Bike Sense - British Columbia Bicycle Operators Manual
Motorists – Tips for Sharing the Roads with Bicycles
- Don’t get distracted. Watch for cyclists on the road and make eye contact if you can, so they can anticipate your next move.
- Reduce speed.
- Shoulder check and watch for cyclists. Be especially vigilant when approaching an intersection or when turning. Cyclists don’t always stay on the right.
- Stay in the vehicle lane and keep a safe distance. Do not drive in the bicycle lane. If you have to cross the bicycle lane to enter a driveway or turn, shoulder check and watch for cyclists before moving out of the vehicle lane. Leave at least 3 seconds behind cyclists and at least 1 meter when passing.

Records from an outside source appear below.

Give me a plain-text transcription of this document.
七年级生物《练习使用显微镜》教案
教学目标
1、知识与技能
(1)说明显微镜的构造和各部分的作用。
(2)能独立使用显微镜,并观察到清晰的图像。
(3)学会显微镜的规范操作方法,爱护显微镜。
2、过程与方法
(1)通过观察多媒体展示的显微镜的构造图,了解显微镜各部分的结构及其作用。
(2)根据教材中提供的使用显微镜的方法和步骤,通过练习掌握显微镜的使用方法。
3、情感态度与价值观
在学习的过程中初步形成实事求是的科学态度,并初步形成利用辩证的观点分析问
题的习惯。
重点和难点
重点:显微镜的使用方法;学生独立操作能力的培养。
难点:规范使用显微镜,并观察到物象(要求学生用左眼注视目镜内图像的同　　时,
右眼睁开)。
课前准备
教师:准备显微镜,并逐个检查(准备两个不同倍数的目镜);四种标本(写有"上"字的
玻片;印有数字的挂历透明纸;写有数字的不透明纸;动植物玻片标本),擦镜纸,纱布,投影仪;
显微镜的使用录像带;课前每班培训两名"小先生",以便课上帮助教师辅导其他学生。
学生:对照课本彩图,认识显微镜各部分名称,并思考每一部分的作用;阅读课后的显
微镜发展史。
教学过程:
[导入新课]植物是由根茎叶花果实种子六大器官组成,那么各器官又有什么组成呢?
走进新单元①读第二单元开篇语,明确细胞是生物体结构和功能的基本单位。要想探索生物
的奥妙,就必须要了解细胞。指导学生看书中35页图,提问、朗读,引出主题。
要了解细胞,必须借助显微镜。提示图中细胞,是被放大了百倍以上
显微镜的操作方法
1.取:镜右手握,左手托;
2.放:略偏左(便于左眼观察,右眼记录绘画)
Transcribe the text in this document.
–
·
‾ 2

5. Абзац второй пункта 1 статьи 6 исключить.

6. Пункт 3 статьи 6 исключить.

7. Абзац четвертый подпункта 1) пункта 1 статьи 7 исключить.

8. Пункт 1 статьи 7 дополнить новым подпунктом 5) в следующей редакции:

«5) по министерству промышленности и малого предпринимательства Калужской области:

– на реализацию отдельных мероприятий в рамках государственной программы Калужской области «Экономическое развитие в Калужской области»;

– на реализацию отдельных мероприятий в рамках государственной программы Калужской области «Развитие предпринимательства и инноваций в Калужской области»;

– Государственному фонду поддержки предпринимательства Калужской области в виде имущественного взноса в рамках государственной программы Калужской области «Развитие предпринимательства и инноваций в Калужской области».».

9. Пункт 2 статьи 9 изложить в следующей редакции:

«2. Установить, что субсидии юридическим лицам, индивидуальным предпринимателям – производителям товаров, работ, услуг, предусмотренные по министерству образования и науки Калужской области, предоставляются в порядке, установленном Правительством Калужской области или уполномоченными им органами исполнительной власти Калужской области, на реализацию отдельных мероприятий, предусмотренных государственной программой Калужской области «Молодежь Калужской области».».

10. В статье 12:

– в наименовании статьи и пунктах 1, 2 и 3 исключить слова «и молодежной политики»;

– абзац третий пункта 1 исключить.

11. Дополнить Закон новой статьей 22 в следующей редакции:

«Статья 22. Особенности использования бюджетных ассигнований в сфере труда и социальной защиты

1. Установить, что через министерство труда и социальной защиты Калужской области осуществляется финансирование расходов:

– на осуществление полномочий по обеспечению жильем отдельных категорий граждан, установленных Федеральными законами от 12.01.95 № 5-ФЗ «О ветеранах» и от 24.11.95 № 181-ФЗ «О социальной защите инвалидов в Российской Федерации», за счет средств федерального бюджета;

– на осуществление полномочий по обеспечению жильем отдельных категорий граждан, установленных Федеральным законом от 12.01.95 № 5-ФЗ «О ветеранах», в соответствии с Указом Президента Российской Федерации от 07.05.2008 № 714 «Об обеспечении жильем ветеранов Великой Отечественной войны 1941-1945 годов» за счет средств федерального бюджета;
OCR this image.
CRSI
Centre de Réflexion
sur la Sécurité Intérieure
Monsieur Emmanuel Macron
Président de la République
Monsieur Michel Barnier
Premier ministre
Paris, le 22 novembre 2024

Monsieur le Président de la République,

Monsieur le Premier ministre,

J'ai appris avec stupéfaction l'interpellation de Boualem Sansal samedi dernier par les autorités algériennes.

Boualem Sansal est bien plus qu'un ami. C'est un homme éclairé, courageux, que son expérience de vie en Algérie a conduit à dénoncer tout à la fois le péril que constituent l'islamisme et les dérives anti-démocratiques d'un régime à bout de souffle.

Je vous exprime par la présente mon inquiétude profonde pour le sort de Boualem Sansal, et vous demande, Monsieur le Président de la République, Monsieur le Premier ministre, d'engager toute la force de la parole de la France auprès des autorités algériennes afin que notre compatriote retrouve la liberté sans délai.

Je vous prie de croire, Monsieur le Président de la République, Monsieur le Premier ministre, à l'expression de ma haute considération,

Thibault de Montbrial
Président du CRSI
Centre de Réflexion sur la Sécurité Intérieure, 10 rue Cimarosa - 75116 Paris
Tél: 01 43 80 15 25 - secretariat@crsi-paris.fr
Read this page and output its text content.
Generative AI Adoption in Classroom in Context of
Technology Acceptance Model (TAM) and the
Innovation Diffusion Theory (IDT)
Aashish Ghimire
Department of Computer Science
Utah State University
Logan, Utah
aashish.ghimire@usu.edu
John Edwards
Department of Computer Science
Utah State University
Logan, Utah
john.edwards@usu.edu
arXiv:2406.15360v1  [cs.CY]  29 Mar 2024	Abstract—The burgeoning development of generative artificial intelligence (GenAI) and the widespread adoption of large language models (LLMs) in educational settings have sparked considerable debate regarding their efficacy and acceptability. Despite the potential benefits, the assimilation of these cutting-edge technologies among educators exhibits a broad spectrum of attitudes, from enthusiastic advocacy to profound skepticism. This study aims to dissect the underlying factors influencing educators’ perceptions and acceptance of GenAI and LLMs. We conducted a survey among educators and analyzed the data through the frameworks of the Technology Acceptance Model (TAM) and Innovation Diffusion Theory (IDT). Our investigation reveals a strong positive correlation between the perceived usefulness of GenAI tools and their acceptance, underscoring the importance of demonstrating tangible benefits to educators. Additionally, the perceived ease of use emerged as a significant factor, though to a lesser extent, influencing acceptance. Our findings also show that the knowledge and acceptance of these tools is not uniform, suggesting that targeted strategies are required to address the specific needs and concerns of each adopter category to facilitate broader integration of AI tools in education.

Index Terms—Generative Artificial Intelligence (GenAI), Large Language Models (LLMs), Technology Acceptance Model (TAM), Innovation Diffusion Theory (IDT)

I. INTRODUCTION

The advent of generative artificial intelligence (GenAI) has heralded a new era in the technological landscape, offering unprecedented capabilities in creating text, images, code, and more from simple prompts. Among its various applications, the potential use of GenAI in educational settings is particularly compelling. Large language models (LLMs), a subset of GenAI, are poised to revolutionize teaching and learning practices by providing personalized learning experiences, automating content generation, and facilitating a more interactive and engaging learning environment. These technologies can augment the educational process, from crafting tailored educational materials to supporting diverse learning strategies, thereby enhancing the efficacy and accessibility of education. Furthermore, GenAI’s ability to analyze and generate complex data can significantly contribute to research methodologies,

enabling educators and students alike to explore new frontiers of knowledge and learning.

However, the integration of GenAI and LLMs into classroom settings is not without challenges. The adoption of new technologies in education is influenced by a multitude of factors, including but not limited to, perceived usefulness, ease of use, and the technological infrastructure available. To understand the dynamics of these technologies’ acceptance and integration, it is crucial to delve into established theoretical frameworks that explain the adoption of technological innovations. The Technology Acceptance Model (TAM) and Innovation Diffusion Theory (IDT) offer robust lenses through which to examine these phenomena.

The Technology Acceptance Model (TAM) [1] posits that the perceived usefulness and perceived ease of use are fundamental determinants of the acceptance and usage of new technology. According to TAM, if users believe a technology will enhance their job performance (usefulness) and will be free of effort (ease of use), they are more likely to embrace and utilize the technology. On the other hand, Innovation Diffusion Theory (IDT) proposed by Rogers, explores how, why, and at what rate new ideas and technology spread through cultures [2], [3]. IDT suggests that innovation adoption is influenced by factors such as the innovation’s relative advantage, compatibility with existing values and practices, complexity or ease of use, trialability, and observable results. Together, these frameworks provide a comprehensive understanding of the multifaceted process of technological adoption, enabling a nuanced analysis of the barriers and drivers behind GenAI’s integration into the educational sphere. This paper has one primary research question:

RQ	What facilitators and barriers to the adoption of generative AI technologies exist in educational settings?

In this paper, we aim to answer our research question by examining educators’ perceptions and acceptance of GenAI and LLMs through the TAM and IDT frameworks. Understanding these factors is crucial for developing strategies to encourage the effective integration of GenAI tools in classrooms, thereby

- Signal early. Signal at least 30 meters in advance of making a turn to alert other road users of your intended action.
At an intersection a cyclist can either (see image)
- Merge into traffic and make a turn like any other vehicle, or
- Get off and walk as a pedestrian, or
- Bike straight across the street, turn the bike and position to go across the other way.
On a crosswalk or sidewalk, a cyclist must walk unless signage specifically indicates something else. At traffic signals, cyclist positioning may depend on the traffic sensors. Be cautious, as nearly 80% of bike accidents occur at intersections.